Debcon – Was kommt nach den Mahnbescheiden?

In den vergangenen Wochen sind, dies hatten wir insbesondere auf unserer Facebook-Seite des Öfteren berichtet, einige unserer Mandanten, die sich nach Abmahnungen wegen Filesharing nicht zur Zahlung bewegen ließen und denen in den letzten Monaten das Inkasso-Unternehmen Debcon GmbH auf den Zeiger ging, von eben jener Debcon GmbH unter Mitwirkung eines Rechtsanwaltes Wulf mit Mahnbescheiden überzogen worden. Dies geschah offenbar in allen Fällen um die am Jahresende drohende Verjährung zu unterlassen.

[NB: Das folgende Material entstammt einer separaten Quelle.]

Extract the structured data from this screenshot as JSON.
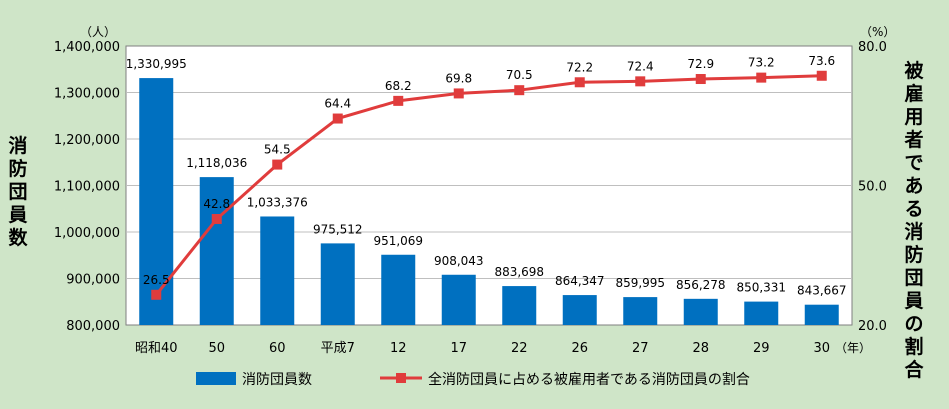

Da es sich hierbei offenbar nicht um Einzelfälle sondern ein Massenphänomen handelt, ist von vielen Kollegen bereits diskutiert worden, wie es denn nun eventuell weitergehen könnte. Den Mahnbescheiden haben wir für unsere Mandanten in allen Fällen widersprochen. Wollte Debcon die Sache nun gerichtlich geltend machen, müssten Prozesskosten eingezahlt, die Sache an das örtlich zuständige Gericht abgegeben werden und Debcon eine Anspruchsbegründung liefern, der wir aus den verschiedensten rechtlichen Gründen mit großer Spannung entgegenfiebern.

Allerdings scheint Debcon weiterhin zu versuchen, die bislang erfolglose Strategie, unsere Mandanten außergerichtlich zur Zahlung zu bewegen, fortzusetzen. Denn erneut gehen jetzt in diversen Sachen, in denen wir für unsere Mandanten Widerspruch gegen den Mahnbescheid eingelegt haben, außergerichtliche “Angebote” ein, mit denen unsere Mandanten zur Zahlung eines meist nochmals reduzierten pauschalen Abgeltungsbetrages bewegt werden sollen.

Wenn Debcon auf diese Art und Weise hofft, um eine Anspruchsbegründung herum zu kommen, so wird das wohl nichts. Denn ich glaube kaum, dass unsere Mandanten sich nach Jahren der Zahlungsverweigerung ausgerechnet nun vom Inkasso-Unternehmen umstimmen lassen.